Commentary and Reflections: On Stratification and Complexity
All three of the “new engagements” comprising this section share two assumptions common to much “old” feminist scholarship: namely, that (a) oppression exists and (b) oppression should be challenged. Those assumptions often help to concentrate research in potent ways, Janet Shim and her colleagues point out, by placing and keeping “power and relations of domination and subordination at the center of the analysis” (Shim et al. 2015:73, Chapter 3, this volume). Yet while feminism’s emancipatory goals offer researchers compelling motivation and focus, they also present persistent conundrums for analyses of contemporary biomedicine. For within biomedicine, the chapters in Part I take pains to emphasize, relations of power are “messy” enough that hierarchies of domination and subordination are not always clear (Bell and Figert 2015:19, Chapter 1, this volume). Indeed, biomedical processes may be best conceived not in terms of hierarchical ladders but “in terms of networks, spirals, and complexity” (Bell and Figert 2015:26). These diffuse networks are “everywhere tempered and complicated by” pluralisms, partialisms and contingencies (Annandale and Hammarström 2015:42, Chapter 2, this volume, citing Clarke 2010:389). Even the most hegemonic formations are “immanent with and animated by” counter-formations, their own “‘modes of undoing’” (Shim et al. 2015:63, citing Murphy 2012:183, n. 3). Far from readily captured and pinned “at the center of analysis,” then, power in biomedicine flows and fluxes, forming the very subjects it regulates. Thus, for those of us, like Shim and colleagues, trying to challenge “‘relationships of exploitation of subordinate groups by dominant groups’” (Shim et al. 2015:73, citing Weber 2010:91), contemporary biomedicine presents some serious challenges. Who (or what) might accurately be characterized as “‘oppressed groups struggl[ing] to gain rights, opportunities, and resources,’” and who instead as “‘dominant groups … seek[ing] to maintain their position of control’” (Shim et al. 2015:73, citing Weber 2010:91)? What might “emancipation” even look like, given that biomedicine constitutes the very bodies and subjects that seek deliverance?

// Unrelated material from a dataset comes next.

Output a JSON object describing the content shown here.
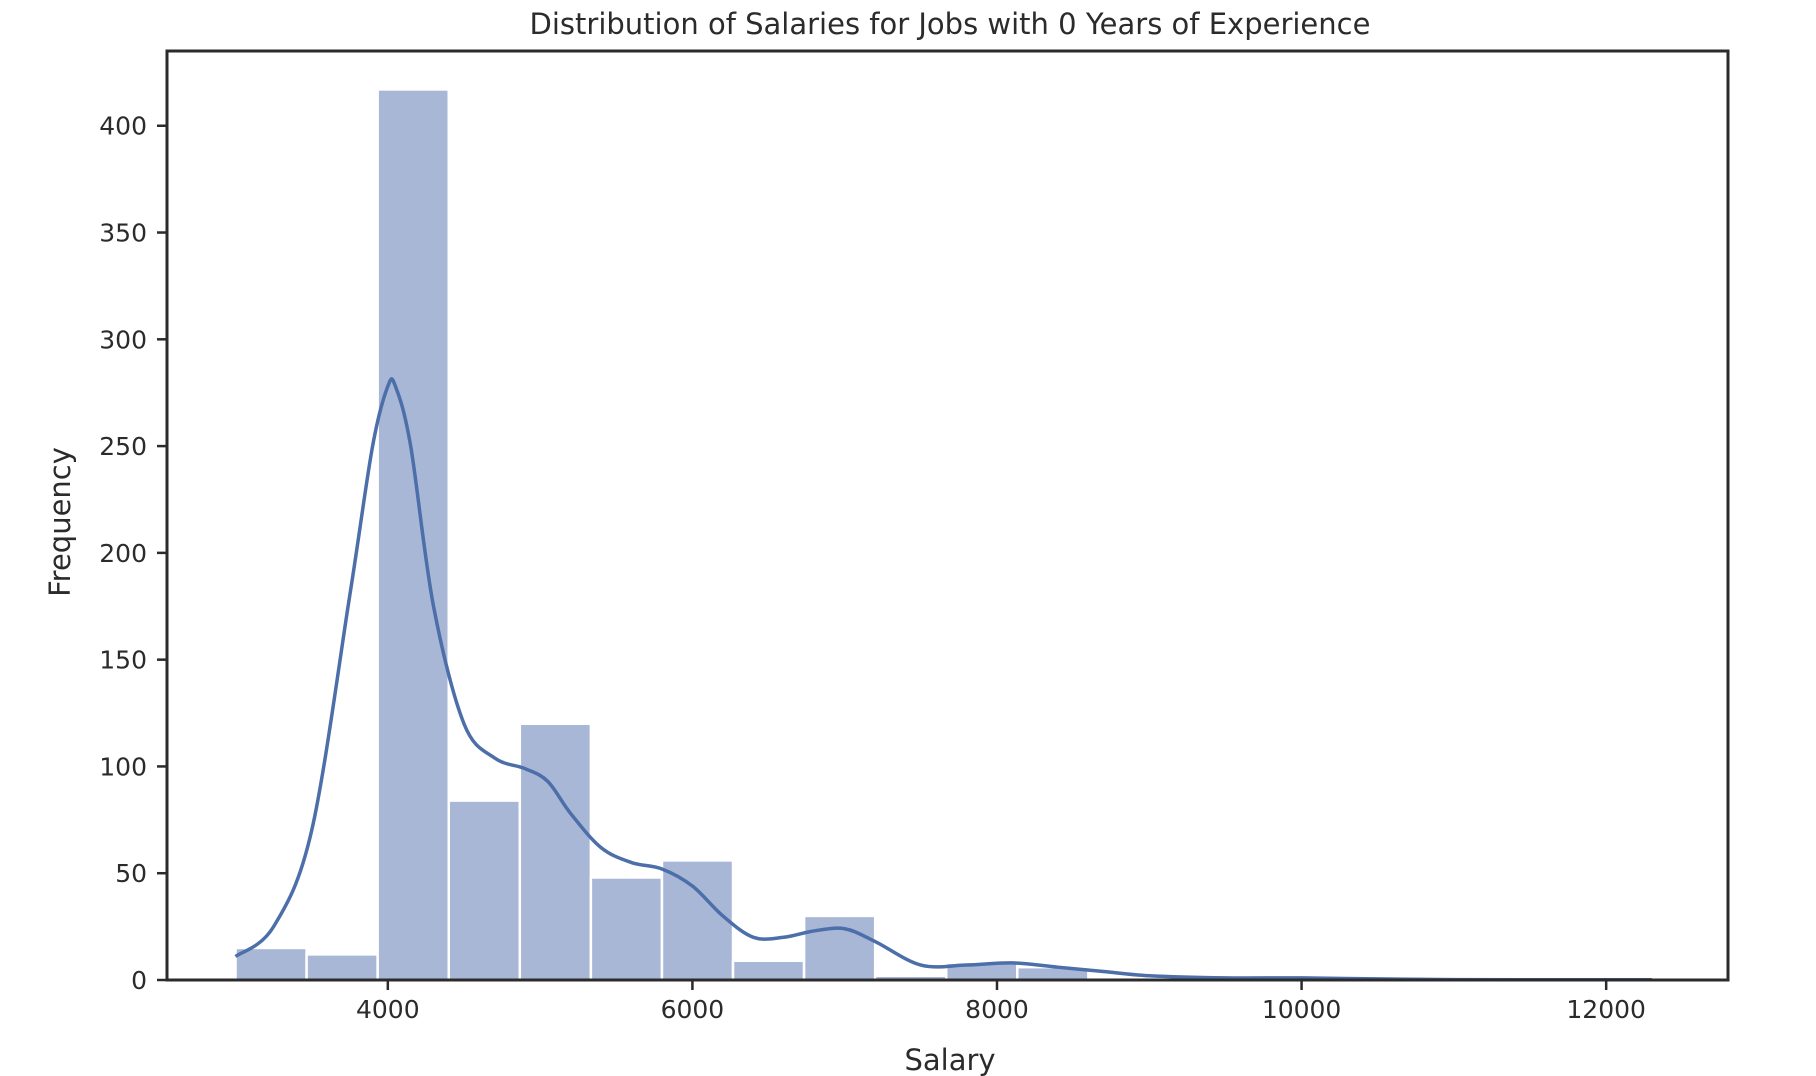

This brief comment cannot address those questions in their broadest strokes, of course.1 I will not even purport to address them in a more limited, context-specific way. I intend merely to draw attention to the tensions generated by the juxtaposition of “feminist” opposition to exploitative, hierarchical relations of power with analyses of biomedicine’s multidirectional, multi-sited, life-altering churn. While it might be argued that the analyst’s role is to cut through that frothy churn to grasp the relatively fixed structural mechanisms within, my suggestion here, based on the three chapters in Part I, is that the conceptual tensions produced by feminist analyses of biomedicine cannot be so easily wiped away. Drawing on elements of the three chapters, I try to show that such tensions, far from suggesting the irrelevance of feminist approaches to biomedicine, instead highlight their ongoing generativity.
In contrast, more recent scholarship shifts the “analytic gaze” from medical professionals to other “key drivers” of social change (Bell and Figert 2015:23; Annandale and Hammarström 2015:41). The proliferation of pharmaceuticals, commercial genetics and new surgeries and devices is said to distribute processes of legitimation and decision-making once concentrated with doctors. Now patients (“consumers”) are actively responsible for their individual health and bodily “enhancement.” This ceaseless, increasingly commercialized pursuit suggests phenomena unfolding “from below” as much as through the imposition of narrow professional interests (Annandale and Hammarström 2015:42, citing Conrad 2013; Furedi 2006). As Bell and Figert aptly note, contemporary dynamics “do not easily fit into a conceptual frame of … governmental or medical professional control” (2015:25). For the affluent, at least, “life itself” has been transformed into an object of ongoing, personalized intervention (Franklin 2000; Rose 2007).
For feminists in particular, engagement with these developments is often framed by the concept of “biomedicalization,” first elaborated by Adele Clarke and her colleagues in a 2003 essay cited in some version by all three chapters in Part I. Worth stressing here is that Clarke and her colleagues employ biomedicalization not merely as a theoretical concept, but as a referent to an actual “historical shift” – a dramatic set of material changes in the organization and practice of contemporary medicine. “Power” and “control” in this new historical context are far from simple. As they describe it, biomedicine today is being reorganized “not only from the top down or the bottom up but from the inside out” (Clarke et al. 2003:162; emphasis in original). Causality in this context is equally complex: a “fundamental premise” of biomedicalization is that new technical capabilities, new institutional organizations, new political economies, new bodily identities and new social forms are all mutually and reciprocally constituted (2003:163). Attendant to those tangled co-productions are “new forms of agency, empowerment, confusion, resistance, docility, subjugation, citizenship, subjectivity, and morality” (2003:185).